There has also been a previous study that applied mBERT, which has significant zero-shot cross-lingual transfer abilities for low-resource languages [20]. When we compare the F1 score of mBERT with other models, our monolingual models developed using continual pre-training outperform in the Turkish clinical task. In summary, the success of our in-domain models shows that continual pre-training of biomedical articles can improve model performance on a clinical task in Turkish, even when available language resources are restricted.

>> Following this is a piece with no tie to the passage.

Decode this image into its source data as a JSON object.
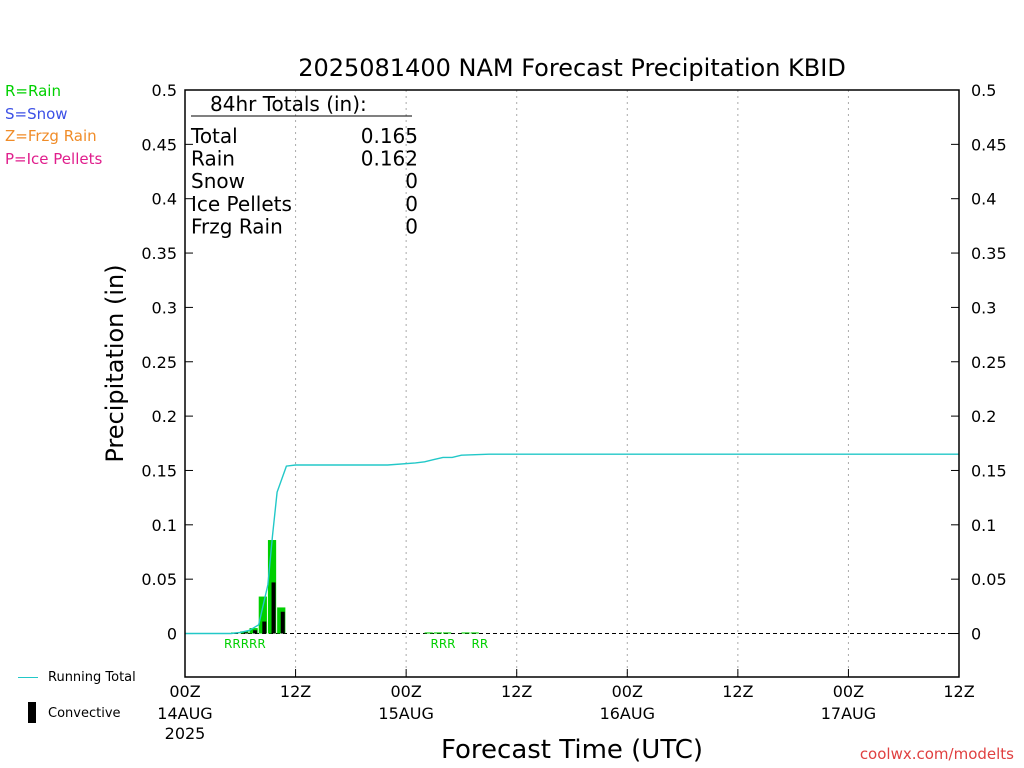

Finally, and most importantly, we introduce the first Turkish biomedical resources and make them available to the NLP community.

Our study has several limitations. Since there are no NLP-shared tasks in Turkish for the medical domain, we evaluated our in-domain models for a single clinical task in Turkish. Secondly, we reported character sizes longer than 512, which exceeds the input size limit required by the BERT model.

6 Conclusion

In this study, we introduced the BioBERTurk family-four pretrained biomedical language models-and evaluated them for classifying Turkish radiology reports. Our work demonstrates that further pre-training models with a small-scale radiology corpus, specifically our domain-specific BioBERTurk\(_{con}\) variant, outperforms out-of-the-box BERT embeddings in classifying Turkish radiology reports. In future work, we aim to investigate different pre-training and fine-tuning approaches in low-resource settings for clinical Turkish domains, and we plan to evaluate our model forFootnote 6 different tasks in clinical NLP.